Copper, the crypto custody firm behind the ClearLoop settlement system, is actively seeking a buyer at a $500 million valuation, with investment bank Cantor Fitzgerald appointed to manage the sale process. The move marks a strategic pivot away from a potential initial public offering, which the company weighed in early 2026 before crypto market conditions shifted unfavorably.

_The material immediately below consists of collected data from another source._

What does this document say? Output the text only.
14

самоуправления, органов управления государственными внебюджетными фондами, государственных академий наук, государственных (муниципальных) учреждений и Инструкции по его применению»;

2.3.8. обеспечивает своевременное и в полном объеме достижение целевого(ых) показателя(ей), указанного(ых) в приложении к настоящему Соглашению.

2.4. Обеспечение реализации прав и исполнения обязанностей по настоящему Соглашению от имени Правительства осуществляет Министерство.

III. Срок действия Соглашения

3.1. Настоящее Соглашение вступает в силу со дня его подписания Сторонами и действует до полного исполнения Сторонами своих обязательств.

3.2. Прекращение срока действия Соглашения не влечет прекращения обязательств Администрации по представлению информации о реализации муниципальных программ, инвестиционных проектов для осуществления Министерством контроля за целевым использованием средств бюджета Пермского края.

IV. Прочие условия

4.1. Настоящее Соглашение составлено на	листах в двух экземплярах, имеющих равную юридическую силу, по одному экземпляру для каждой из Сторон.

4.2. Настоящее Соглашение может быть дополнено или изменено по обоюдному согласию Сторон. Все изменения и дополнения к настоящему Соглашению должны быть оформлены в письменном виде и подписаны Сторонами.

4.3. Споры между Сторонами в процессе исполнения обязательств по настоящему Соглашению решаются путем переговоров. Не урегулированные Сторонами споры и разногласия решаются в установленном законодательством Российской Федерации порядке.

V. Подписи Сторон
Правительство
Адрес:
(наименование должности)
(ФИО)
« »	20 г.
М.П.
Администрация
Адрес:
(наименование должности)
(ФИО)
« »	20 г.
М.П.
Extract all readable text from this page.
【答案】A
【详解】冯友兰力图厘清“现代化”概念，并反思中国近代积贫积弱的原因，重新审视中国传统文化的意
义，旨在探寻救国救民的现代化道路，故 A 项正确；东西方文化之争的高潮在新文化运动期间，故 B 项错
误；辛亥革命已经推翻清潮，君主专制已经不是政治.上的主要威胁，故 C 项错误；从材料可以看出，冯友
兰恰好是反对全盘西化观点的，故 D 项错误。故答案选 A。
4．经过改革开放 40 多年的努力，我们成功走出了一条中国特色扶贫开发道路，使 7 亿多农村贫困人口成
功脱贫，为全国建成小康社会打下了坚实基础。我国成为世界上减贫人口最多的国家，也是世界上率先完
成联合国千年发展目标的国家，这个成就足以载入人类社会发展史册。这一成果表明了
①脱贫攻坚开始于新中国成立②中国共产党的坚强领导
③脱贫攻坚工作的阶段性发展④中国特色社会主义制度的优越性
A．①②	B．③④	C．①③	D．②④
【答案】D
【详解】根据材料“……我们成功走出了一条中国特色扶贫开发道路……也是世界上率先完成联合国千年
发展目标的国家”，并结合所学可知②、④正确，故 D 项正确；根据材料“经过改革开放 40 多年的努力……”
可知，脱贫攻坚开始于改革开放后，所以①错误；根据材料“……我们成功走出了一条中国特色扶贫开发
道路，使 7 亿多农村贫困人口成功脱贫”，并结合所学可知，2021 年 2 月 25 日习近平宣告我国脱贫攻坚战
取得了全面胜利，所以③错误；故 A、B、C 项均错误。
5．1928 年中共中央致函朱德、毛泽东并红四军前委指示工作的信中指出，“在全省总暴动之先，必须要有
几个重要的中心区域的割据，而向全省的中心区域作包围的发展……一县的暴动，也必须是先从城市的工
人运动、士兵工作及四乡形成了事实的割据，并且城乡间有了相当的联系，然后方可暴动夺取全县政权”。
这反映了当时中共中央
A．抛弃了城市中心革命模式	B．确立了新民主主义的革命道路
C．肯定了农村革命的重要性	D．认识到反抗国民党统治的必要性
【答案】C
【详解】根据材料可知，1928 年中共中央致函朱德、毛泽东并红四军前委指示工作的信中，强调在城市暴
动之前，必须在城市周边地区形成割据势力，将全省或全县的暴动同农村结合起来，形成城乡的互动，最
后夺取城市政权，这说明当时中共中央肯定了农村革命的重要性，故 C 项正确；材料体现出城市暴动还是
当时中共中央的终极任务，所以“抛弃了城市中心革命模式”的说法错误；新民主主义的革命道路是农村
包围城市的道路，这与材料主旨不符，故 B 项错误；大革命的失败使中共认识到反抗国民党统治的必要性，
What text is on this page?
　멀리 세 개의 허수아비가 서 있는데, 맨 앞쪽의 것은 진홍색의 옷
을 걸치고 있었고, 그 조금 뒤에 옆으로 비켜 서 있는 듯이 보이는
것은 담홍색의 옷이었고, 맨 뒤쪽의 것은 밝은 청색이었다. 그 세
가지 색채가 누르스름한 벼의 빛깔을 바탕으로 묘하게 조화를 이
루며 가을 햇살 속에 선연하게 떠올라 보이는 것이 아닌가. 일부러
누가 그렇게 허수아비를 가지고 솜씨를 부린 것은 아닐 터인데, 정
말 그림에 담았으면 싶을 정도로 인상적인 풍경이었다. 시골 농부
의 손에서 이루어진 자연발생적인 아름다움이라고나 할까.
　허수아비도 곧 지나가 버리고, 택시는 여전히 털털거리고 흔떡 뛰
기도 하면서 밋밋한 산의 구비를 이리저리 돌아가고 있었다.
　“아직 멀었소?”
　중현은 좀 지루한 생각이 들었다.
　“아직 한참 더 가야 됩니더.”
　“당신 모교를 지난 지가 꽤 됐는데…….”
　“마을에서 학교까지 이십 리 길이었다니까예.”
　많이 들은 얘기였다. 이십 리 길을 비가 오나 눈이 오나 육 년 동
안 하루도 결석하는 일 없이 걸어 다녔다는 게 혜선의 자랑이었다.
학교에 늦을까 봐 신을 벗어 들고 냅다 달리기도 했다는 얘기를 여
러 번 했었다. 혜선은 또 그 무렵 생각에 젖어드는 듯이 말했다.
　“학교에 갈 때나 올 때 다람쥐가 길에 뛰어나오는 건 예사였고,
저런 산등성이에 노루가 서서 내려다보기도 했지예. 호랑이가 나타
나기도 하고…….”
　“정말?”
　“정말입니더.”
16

Why Copper Abandoned the IPO Path

Copper had explored going public earlier this year as institutional demand for crypto infrastructure grew. But the IPO window closed quickly. Bitcoin’s failure to sustain gains above $80,000 and aggressive capital reallocation toward artificial intelligence investments dimmed appetite for crypto listings. A $500 million sale price reflects the reality of the current funding environment: strategic M&A has become the more viable exit for infrastructure plays. The company’s decision to pursue a buyer also comes after it shuttered its enterprise custody business in 2023 to concentrate entirely on ClearLoop, its proprietary settlement engine.

ClearLoop’s Market Position and Traction

ClearLoop enables delivery-versus-payment settlement without moving assets onchain, eliminating counterparty risk in bilateral trades. The system currently processes $50 billion in monthly notional trading volume across 1,000+ active counterparties. This settlement infrastructure is the core asset attracting buyers. Copper previously partnered with BitGo, another major custody provider, signaling interoperability potential. The system’s efficiency and institutional adoption make it valuable in a market where settlement risk remains a friction point for large trades.

Crypto M&A Accelerates Despite Market Headwinds

Copper’s sale process reflects broader consolidation in digital asset infrastructure. Mastercard acquired BVNK for $1.8 billion, Payward integrated Bitnomial, and Bullish closed its $4.2 billion acquisition of Equiniti to expand custody and clearing capabilities. Standard Chartered also acquired Zodia Custody. These deals signal that large financial institutions and strategic players remain willing to pay for proven infrastructure, even as public markets remain closed to crypto companies. The $500 million ask positions Copper as a mid-market infrastructure asset in this consolidation wave.

Timeline and Unresolved Variables

No completion timeline has been disclosed, and potential buyers remain unnamed. Cantor Fitzgerald’s involvement suggests the process could move quickly, but crypto infrastructure deals often face regulatory and technical due diligence delays. The company’s reliance on ClearLoop as its sole revenue driver means the buyer’s strategic intent—whether to integrate the system, maintain it independently, or merge it with existing settlement infrastructure—will shape the deal’s final structure and price.